School of Laboratory Medicine, Weifang Medical University, Weifang 261053, China.
NHC Key Laboratory of Medical Virology and Viral Diseases, National Institute for Viral Disease Control and Prevention, Chinese Center for Disease Control and Prevention, Beijing 100052, China.
Genes (Basel). 2022 Dec 8;13(12):2316. doi: 10.3390/genes13122316.

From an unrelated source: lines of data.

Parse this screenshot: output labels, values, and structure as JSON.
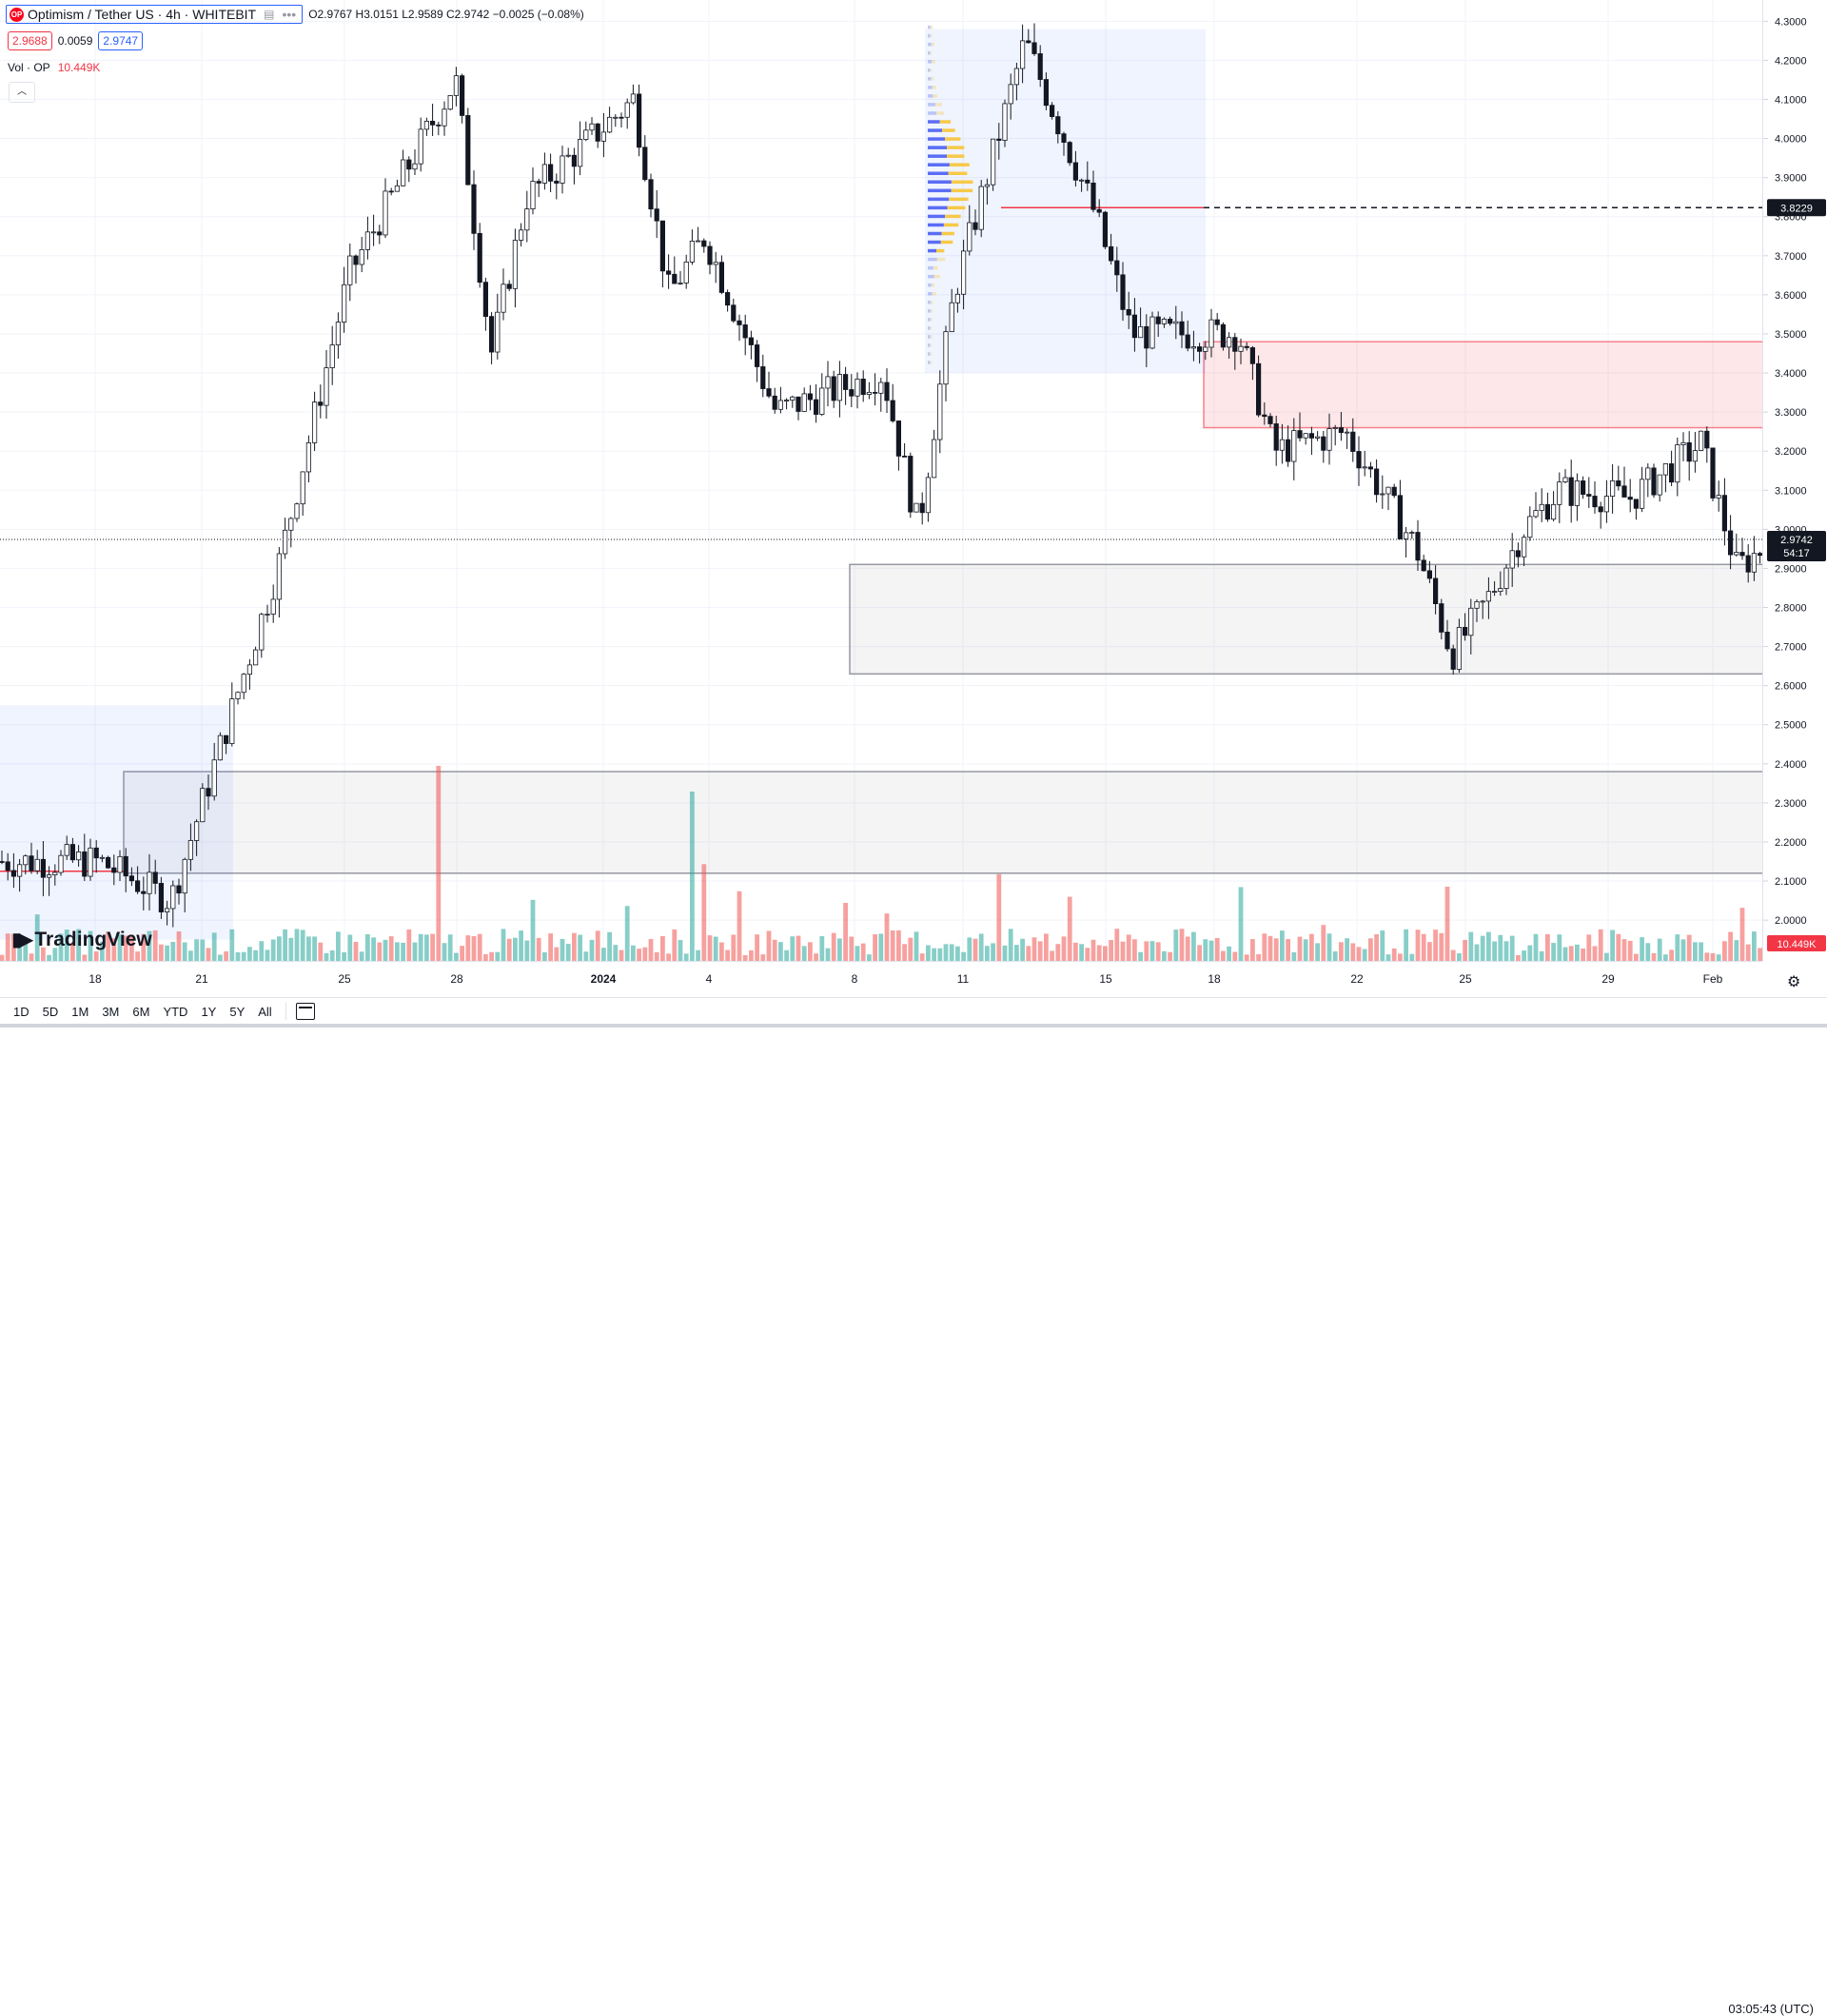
{
  "header": {
    "symbol_title": "Optimism / Tether US · 4h · WHITEBIT",
    "logo_text": "OP",
    "ohlc": "O2.9767 H3.0151 L2.9589 C2.9742 −0.0025 (−0.08%)",
    "sell_price": "2.9688",
    "spread": "0.0059",
    "buy_price": "2.9747",
    "volume_label": "Vol · OP",
    "volume_value": "10.449K"
  },
  "price_axis": {
    "ticks": [
      "4.3000",
      "4.2000",
      "4.1000",
      "4.0000",
      "3.9000",
      "3.8000",
      "3.7000",
      "3.6000",
      "3.5000",
      "3.4000",
      "3.3000",
      "3.2000",
      "3.1000",
      "3.0000",
      "2.9000",
      "2.8000",
      "2.7000",
      "2.6000",
      "2.5000",
      "2.4000",
      "2.3000",
      "2.2000",
      "2.1000",
      "2.0000"
    ],
    "level_label": "3.8229",
    "last_price_label": "2.9742",
    "countdown": "54:17",
    "volume_badge": "10.449K"
  },
  "time_axis": {
    "labels": [
      "18",
      "21",
      "25",
      "28",
      "2024",
      "4",
      "8",
      "11",
      "15",
      "18",
      "22",
      "25",
      "29",
      "Feb"
    ]
  },
  "bottom_bar": {
    "ranges": [
      "1D",
      "5D",
      "1M",
      "3M",
      "6M",
      "YTD",
      "1Y",
      "5Y",
      "All"
    ],
    "clock": "03:05:43 (UTC)"
  },
  "branding": {
    "logo_text": "TradingView"
  },
  "colors": {
    "up": "#131722",
    "down": "#131722",
    "vol_up": "#26a69a",
    "vol_down": "#ef5350",
    "resistance_zone": "#f23645",
    "support_zone": "#9598a1",
    "level_line": "#131722",
    "accent": "#2962ff"
  },
  "chart_data": {
    "type": "candlestick",
    "symbol": "OP/USDT",
    "interval": "4h",
    "ylim": [
      1.92,
      4.33
    ],
    "dates_start": "Dec 15",
    "x_tick_labels": [
      "18",
      "21",
      "25",
      "28",
      "2024",
      "4",
      "8",
      "11",
      "15",
      "18",
      "22",
      "25",
      "29",
      "Feb"
    ],
    "key_points": [
      {
        "date": "Dec 17",
        "price": 2.15
      },
      {
        "date": "Dec 19",
        "price": 2.05
      },
      {
        "date": "Dec 22",
        "price": 2.9
      },
      {
        "date": "Dec 24",
        "price": 3.65
      },
      {
        "date": "Dec 27",
        "price": 4.15
      },
      {
        "date": "Dec 28",
        "price": 3.45
      },
      {
        "date": "Dec 29",
        "price": 3.85
      },
      {
        "date": "Jan 1",
        "price": 4.1
      },
      {
        "date": "Jan 2",
        "price": 3.6
      },
      {
        "date": "Jan 3",
        "price": 3.75
      },
      {
        "date": "Jan 5",
        "price": 3.3
      },
      {
        "date": "Jan 8",
        "price": 3.4
      },
      {
        "date": "Jan 9",
        "price": 3.0
      },
      {
        "date": "Jan 10",
        "price": 3.6
      },
      {
        "date": "Jan 12",
        "price": 4.25
      },
      {
        "date": "Jan 14",
        "price": 3.8
      },
      {
        "date": "Jan 15",
        "price": 3.5
      },
      {
        "date": "Jan 18",
        "price": 3.5
      },
      {
        "date": "Jan 19",
        "price": 3.2
      },
      {
        "date": "Jan 21",
        "price": 3.25
      },
      {
        "date": "Jan 23",
        "price": 2.95
      },
      {
        "date": "Jan 24",
        "price": 2.68
      },
      {
        "date": "Jan 25",
        "price": 2.82
      },
      {
        "date": "Jan 26",
        "price": 3.0
      },
      {
        "date": "Jan 27",
        "price": 3.1
      },
      {
        "date": "Jan 29",
        "price": 3.08
      },
      {
        "date": "Jan 31",
        "price": 3.22
      },
      {
        "date": "Feb 1",
        "price": 2.9
      },
      {
        "date": "Feb 2",
        "price": 2.97
      }
    ],
    "zones": [
      {
        "name": "resistance",
        "from": 3.26,
        "to": 3.48
      },
      {
        "name": "support",
        "from": 2.63,
        "to": 2.91
      },
      {
        "name": "lower",
        "from": 2.12,
        "to": 2.38
      }
    ],
    "horizontal_level": 3.8229,
    "last_price": 2.9742
  }
}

Fowl adenovirus 4 (FAdV-4) has the potential to be constructed as a gene transfer vector for human gene therapy or vaccine development to avoid the pre-existing immunity to human adenoviruses. To enhance the transduction of FAdV-4 to human cells, CELO fiber1 knob (CF1K) was chosen to replace the fiber2 knob in FAdV-4 to generate recombinant virus F2CF1K-CG. The original FAdV4-CG virus transduced 4% human 293 or 1% HEp-2 cells at the multiplicity of infection of 1000 viral particles per cell. In contrast, F2CF1K-CG could transduce 98% 293 or 60% HEp-2 cells under the same conditions. Prokaryotically expressed CF1K protein blocked 50% transduction of F2CF1K-CG to 293 cells at a concentration of 1.3 µg/mL while it only slightly inhibited the infection of human adenovirus 5 (HAdV-5), suggesting CF1K could bind to human cells in a manner different from HAdV-5 fiber. The incorporation of CF1K had no negative effect on the growth of FAdV-4 in the packaging cells. In addition, CF1K-pseudotyped HAdV-41 could transduce HEp-2 and A549 cells more efficiently. These data indicated that CF1K had the priority to be considered when there is a need to modify adenovirus tropism.
禽腺病毒 4 型(FAdV-4)具有作为人类基因治疗或疫苗开发的基因转移载体构建的潜力,以避免对人类腺病毒的预先存在的免疫。为了增强 FAdV-4 对人细胞的转导,选择 CELO 纤维 1 旋钮(CF1K)取代 FAdV-4 中的纤维 2 旋钮,生成重组病毒 F2CF1K-CG。原始的 FAdV4-CG 病毒在感染复数为 1000 个病毒颗粒/细胞时,可转导 4%的人 293 或 1%的 Hep-2 细胞。相比之下,在相同条件下,F2CF1K-CG 可转导 98%的 293 或 60%的 Hep-2 细胞。原核表达的 CF1K 蛋白在 1.3µg/mL 的浓度下可阻断 F2CF1K-CG 对 293 细胞转导的 50%,而对人腺病毒 5(HAdV-5)的感染仅略有抑制,表明 CF1K 可以以不同于 HAdV-5 纤维的方式与人细胞结合。CF1K 的掺入对包装细胞中 FAdV-4 的生长没有负面影响。此外,CF1K 假型化的 HAdV-41 可以更有效地转导 Hep-2 和 A549 细胞。这些数据表明,在需要修饰腺病毒嗜性时,CF1K 具有优先考虑的地位。